A waste consultant who claimed he was owed millions of pounds from a collapsed project has called for an inquiry into the local authority’s handling of the matter.
Barry Phelps, who runs D&P Management Enterprises, has dropped a £4.5m legal case against Scottish Borders Council related to its decision to scrap a £23m gasification and pyrolysis plant at Easter Langlee.
He said the council asked him to procure a facility to treat 24,000 tonnes of refuse-derived fuel (RDF) a year, which led to him brokering a contract with New Earth Solutions (NES), signed in April 2011 and worth £80m over its planned 24-year life.
Phelps claimed £4.5m in fees under a gain-share arrangement, based on what the council would save over the 24 years, which would include savings from dry recyclable and green waste collections as well as the aborted plant.
But councillors in February terminated the contract after deciding that NES had neither the necessary technology nor money, writing off £2m.
Phelps told MRW that he dropped the legal action as he could not afford to pursue it, even though he felt the council still owed him money.
“They would not come to the table to discuss a deal even though I offered them an 80% discount on what they owed me,” he said.
“This action has financially crippled me and my company.
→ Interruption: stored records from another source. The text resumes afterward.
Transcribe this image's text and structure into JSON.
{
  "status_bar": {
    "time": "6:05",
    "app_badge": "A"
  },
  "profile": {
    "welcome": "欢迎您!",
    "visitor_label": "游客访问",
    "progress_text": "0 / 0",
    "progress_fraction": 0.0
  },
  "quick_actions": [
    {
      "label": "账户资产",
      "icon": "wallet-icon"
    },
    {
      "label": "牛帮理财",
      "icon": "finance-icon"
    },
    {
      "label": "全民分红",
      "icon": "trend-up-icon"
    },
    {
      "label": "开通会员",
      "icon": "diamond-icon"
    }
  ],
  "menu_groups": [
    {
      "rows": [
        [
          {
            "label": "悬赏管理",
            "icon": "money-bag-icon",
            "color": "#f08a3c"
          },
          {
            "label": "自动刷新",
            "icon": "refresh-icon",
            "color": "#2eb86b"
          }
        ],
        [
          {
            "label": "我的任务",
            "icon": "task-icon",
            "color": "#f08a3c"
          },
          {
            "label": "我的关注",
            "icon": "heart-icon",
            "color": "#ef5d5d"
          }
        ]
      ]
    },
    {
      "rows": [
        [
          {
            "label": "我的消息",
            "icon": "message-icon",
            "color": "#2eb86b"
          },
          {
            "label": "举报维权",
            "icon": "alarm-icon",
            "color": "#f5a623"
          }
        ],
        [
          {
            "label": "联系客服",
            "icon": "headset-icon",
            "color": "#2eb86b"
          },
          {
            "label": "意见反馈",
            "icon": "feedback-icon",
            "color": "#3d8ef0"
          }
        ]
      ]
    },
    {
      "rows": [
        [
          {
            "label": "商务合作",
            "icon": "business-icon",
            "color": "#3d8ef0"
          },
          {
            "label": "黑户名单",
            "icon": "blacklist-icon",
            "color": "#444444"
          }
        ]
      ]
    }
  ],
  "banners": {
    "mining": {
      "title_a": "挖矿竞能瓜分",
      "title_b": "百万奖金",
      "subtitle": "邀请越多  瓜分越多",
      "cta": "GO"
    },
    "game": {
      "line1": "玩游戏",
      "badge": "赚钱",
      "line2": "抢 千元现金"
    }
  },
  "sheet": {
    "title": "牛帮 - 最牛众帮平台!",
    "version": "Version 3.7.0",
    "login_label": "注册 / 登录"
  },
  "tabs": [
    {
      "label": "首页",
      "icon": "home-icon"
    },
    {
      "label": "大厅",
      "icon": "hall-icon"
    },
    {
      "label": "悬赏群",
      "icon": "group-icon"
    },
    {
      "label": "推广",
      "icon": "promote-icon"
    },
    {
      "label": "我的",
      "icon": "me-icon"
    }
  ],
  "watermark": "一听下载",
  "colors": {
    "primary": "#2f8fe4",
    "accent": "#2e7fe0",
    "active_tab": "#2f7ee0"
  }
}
It is disappointing for a public body to behave this way.”
Matthew Webb, commercial manager of NES, told MRW in February that new rules mandating separate collection of food waste in Scotland meant the project would lose this feedstock, and waste volumes had been declining since the contract was signed.
A statement from council chief executive Tracey Logan said: “The council disputed this claim in its entirety and argued that no sum was due.
“We have been confident since the claims were submitted nearly four years ago and the court case was raised 19 months ago that our stance was the correct one. We are obviously very pleased that Mr Phelps has, belatedly, agreed that the council’s position should not be challenged.”